Acid-Base Neutralization Reactions
The goal of a neutralization reaction is to bring the pH of a particular solution to the neutral pH of 7. The product of any neutralization reaction is a salt. This is easily seen in the neutralization reaction of hydrochloric acid, HCl, with sodium hydroxide, NaOH:
HCl + NaOH → H2O + NaCl
By adding hydrochloric acid to a solution of sodium hydroxide to the point at which the pH is 7, one ends up with a solution of plain "salt water," NaCl in H2O. This process is called "titration" and is a common laboratory method for determining precisely the [H+] of a solution. The technique can also be used to analyze many other materials by determining the end point or equivalence point of a specific reaction. The technique depends on a means of monitoring the change in pH of the solution as acid or base is added. This has traditionally been done by using litmus paper or another indicator material that changes color according to the pH, but this method has been superseded by electronic devices that can measure the pH directly and display the measured values in graphic form.
PRINCIPAL TERMS
- amphoterism: the ability of a compound to act as either an acid or a base, depending on its environment and the other materials present.

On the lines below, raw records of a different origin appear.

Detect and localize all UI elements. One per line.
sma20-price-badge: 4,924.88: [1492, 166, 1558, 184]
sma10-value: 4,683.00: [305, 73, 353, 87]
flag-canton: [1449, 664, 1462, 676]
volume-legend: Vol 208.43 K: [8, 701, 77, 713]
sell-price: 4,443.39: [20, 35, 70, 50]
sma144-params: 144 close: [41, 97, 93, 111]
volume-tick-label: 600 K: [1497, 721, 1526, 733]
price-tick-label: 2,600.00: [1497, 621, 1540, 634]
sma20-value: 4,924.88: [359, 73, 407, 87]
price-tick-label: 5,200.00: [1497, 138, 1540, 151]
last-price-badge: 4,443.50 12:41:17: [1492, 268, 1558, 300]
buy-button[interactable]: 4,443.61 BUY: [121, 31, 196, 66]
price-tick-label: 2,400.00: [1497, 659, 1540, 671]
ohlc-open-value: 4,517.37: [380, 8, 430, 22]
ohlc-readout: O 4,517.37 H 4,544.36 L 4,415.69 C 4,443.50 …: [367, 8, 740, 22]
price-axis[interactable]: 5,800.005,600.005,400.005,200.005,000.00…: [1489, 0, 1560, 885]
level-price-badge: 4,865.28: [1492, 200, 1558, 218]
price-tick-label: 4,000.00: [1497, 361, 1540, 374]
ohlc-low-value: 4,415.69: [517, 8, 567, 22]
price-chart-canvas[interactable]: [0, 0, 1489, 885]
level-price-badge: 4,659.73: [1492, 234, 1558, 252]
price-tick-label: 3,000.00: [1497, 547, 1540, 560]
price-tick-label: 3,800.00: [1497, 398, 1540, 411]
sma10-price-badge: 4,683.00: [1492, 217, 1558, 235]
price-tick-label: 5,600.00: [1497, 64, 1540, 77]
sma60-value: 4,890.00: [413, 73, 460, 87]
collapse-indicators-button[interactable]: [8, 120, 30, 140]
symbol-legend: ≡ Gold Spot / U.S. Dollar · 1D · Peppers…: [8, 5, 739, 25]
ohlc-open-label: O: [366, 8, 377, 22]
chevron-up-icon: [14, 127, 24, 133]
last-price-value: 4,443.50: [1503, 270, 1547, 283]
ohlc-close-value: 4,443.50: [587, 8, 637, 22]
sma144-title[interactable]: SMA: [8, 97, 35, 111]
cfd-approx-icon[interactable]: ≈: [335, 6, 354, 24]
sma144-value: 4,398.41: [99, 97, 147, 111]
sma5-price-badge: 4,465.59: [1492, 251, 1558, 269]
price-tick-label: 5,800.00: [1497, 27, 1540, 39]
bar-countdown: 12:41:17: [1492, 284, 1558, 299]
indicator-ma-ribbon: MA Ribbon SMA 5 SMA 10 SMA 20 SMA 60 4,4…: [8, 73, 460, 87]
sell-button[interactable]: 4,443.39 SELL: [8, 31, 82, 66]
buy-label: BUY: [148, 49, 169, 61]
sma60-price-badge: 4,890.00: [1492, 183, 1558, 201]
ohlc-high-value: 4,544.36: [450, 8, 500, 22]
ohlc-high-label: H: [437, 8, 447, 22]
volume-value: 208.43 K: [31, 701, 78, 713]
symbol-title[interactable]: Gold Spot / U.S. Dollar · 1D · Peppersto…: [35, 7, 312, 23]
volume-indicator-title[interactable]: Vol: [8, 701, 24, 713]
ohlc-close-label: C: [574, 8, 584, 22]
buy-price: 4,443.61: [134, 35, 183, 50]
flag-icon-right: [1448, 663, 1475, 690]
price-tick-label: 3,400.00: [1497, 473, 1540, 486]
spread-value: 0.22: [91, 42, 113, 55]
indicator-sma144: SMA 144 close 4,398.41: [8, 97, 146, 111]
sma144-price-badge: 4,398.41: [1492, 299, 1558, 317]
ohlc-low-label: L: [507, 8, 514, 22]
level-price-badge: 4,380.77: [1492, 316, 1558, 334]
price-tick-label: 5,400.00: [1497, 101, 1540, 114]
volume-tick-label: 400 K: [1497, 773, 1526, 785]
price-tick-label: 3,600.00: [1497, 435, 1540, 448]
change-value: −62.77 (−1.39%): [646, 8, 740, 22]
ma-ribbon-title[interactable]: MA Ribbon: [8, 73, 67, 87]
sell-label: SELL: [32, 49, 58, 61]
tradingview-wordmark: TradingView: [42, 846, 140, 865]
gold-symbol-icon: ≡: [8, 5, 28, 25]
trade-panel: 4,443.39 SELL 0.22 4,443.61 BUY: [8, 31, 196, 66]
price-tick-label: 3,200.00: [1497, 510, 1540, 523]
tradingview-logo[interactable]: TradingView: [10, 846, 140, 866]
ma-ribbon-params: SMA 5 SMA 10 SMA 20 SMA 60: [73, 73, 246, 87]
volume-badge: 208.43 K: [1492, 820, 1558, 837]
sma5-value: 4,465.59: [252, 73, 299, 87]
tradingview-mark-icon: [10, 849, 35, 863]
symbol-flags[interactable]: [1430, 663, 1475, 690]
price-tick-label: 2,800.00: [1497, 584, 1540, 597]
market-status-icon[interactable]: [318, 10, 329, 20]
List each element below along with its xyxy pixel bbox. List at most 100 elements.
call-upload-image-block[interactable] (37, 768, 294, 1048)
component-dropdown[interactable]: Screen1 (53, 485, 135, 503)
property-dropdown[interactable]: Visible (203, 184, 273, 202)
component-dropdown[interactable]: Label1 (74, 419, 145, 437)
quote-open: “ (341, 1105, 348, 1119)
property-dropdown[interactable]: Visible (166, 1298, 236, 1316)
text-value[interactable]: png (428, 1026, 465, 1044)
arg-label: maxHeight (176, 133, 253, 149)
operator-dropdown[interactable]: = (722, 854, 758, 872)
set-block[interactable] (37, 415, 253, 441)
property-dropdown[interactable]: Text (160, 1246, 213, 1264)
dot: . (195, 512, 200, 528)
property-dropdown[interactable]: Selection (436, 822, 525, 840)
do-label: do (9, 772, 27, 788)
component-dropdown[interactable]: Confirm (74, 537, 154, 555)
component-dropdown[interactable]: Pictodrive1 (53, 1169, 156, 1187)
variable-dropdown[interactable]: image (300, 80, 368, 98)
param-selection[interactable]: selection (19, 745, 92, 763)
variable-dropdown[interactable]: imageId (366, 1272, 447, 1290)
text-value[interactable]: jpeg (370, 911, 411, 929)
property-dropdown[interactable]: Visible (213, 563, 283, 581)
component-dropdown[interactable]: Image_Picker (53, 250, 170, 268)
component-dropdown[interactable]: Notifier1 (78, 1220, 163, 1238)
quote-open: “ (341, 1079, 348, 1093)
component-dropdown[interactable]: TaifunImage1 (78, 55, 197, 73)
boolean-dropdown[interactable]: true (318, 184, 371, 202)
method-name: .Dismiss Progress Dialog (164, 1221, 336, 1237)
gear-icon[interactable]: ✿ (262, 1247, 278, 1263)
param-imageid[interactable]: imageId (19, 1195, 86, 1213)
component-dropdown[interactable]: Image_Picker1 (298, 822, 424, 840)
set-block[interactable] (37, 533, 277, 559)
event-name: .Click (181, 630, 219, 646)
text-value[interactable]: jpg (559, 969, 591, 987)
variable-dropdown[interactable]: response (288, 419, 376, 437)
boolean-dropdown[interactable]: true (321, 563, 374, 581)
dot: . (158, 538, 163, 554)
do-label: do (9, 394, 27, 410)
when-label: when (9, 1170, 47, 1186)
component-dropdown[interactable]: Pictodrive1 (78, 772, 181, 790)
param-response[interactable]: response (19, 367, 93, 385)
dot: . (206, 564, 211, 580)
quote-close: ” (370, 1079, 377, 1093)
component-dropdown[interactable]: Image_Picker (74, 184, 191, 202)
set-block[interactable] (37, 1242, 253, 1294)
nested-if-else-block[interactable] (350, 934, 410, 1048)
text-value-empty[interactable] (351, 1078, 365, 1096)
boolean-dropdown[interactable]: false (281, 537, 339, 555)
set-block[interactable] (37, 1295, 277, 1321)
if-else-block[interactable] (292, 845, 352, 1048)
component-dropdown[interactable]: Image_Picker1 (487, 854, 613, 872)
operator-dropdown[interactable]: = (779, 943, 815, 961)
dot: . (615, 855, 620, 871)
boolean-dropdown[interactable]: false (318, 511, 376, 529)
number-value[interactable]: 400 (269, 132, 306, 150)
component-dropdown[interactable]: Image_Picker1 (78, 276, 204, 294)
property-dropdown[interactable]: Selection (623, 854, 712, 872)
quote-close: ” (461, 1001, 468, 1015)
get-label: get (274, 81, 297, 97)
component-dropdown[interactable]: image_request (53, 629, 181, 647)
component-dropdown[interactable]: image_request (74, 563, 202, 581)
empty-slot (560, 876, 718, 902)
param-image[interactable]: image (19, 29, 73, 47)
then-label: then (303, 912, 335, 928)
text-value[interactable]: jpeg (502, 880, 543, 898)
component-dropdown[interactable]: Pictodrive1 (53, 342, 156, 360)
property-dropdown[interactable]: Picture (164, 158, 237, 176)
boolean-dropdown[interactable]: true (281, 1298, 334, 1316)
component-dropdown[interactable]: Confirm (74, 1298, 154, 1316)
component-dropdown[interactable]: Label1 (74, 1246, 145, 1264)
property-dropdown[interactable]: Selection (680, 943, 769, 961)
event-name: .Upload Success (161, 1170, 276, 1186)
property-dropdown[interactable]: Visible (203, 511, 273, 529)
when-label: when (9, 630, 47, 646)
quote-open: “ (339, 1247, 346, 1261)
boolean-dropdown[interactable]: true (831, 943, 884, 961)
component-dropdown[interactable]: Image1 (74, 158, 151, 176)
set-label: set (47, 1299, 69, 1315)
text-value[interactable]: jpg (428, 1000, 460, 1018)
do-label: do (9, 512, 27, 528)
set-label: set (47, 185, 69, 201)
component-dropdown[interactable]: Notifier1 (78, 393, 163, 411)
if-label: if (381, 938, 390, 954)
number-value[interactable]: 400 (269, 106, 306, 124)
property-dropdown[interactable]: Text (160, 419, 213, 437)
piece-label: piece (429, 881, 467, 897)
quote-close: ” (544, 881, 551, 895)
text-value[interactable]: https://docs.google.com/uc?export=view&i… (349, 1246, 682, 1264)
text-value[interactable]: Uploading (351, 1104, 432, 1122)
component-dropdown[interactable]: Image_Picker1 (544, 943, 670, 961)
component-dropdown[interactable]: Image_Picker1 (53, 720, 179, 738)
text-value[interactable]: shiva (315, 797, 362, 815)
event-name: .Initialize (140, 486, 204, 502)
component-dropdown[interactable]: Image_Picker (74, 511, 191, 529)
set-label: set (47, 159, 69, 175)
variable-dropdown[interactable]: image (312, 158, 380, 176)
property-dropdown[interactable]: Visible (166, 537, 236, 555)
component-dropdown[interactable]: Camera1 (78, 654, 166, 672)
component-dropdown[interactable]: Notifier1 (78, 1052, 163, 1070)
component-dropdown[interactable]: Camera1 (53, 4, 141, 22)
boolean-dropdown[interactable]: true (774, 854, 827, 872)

- conjugate pair: an acid and the conjugate base that is formed when it donates a proton, or a base and the conjugate acid that is formed when it accepts a proton.
- hydronium ion: a polyatomic ion with the formula H3O+, formed by the addition of the hydrogen cation (H+) to a molecule of water; also called oxonium (IUPAC preference) or hydroxonium.
- proton acceptor: a compound or part of a chemical compound that has the ability to accept a proton (H+) from a suitably acidic material in a chemical reaction.
- proton donor: a compound or part of a chemical compound that has the ability to relinquish a proton (H+) to a suitably basic material in a chemical reaction.
Bibliography
Daniels, Farrington, and Robert A. Alberty. Physical Chemistry. 3rd ed. New York: Wiley, 1966. Print.
Douglas, Bodie E., Darl H. McDaniel, and John J. Alexander. Concepts and Models of Inorganic Chemistry. 3rd ed. New York: Wiley, 1994. Print.
Laidler, Keith J. Chemical Kinetics. 3rd ed. New York: Harper, 1987. Print.
Myers, Richard. The Basics of Chemistry. Westport: Greenwood, 2003. Print.
Skoog, Douglas A., Donald M. West, and F. James Holler. Fundamentals of Analytical Chemistry. 9th ed. Boston: Brooks, 2014. Print.